In effect, if it takes 2 watts 12 hours to heat it to 60 degrees, and if it takes 4 watts 6 hours to heat it to 60 degrees, then it should take 3 watts 9 hours to heat it to that same level.  In effect we have a graphic indication of what energy is applied and dissipated which then, in turn, relates to the applied wattage delivered against that temperature graph.  Not only will we be able to determine the caloric values of those measured tests - but with those graphs we will be able to determine any arbitrary or 'in between' value by reference to those results that are then empirically evident.

This test is perfect.  In effect - when we apply this to a measure of our supplied energy from the battery supply source then it will relate to the rate of delivery determined by the amperage measured across the shunt multiplied by the voltage of the battery or volts times amps or 'vi'.  This wattage times the time it takes to heat that water to the equivalent 60 degrees will then be compared to the standard control test and any increase in the rate at which it heats that water from that applied wattage - will be a gain of our experiment over the control.  I see it now.

But there's a caveat.  We also need to gauge those smaller wattage values that will never be sufficient to heat that water to any discernible or measurable value.  Here the proposal is to take the readings of voltages applied from 2 volts upwards with the probe somehow positioned that it touches the actual body of the resistor and without immersing the resistor in water.  Here the object will be to apply a series of lower voltages to whatever temperature it stabilises at - against ambient room temperature.  The same protocols then apply - but this will determine the wattage but only with reference to ambient room temperature.  Because of the small heat values associated with this lower wattage - it will be the only reasonable means of determining those wattage values that we anticipate on the experiment itself.
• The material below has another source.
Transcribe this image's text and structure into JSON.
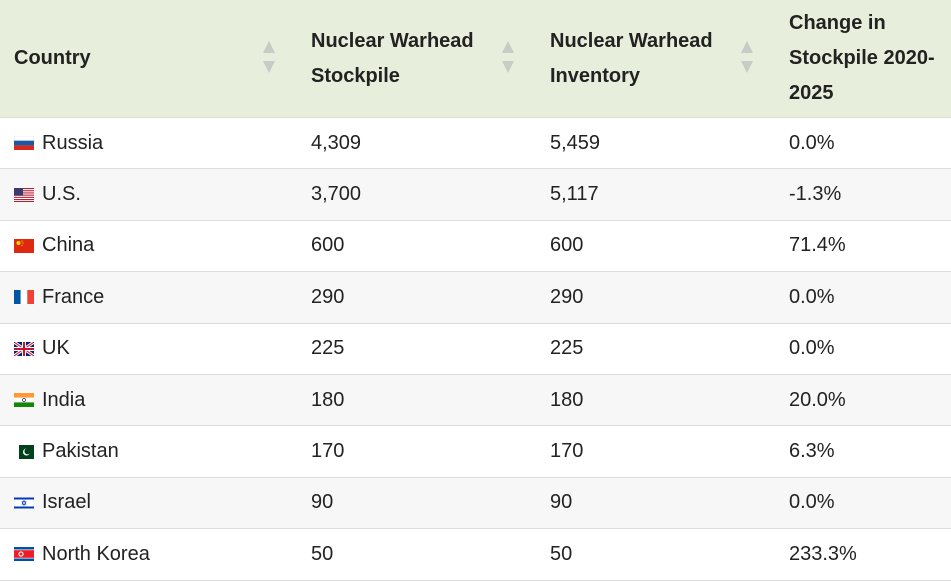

Personally - I see no difference between the two tests other than the fact that the one dissipates its energy into water - which becomes the standard reference and the other that dissipates its energy into the surrounding atmosphere.  But the former test has the advantage of a reference to it's actual intended application.  And in as much as the dispersion of that heat is more general - less localised - it is probably a fairer indication of the total heat dissipated.  This the more so as it is understood that the on our earlier tests the resistor has localised areas of heat that can vary.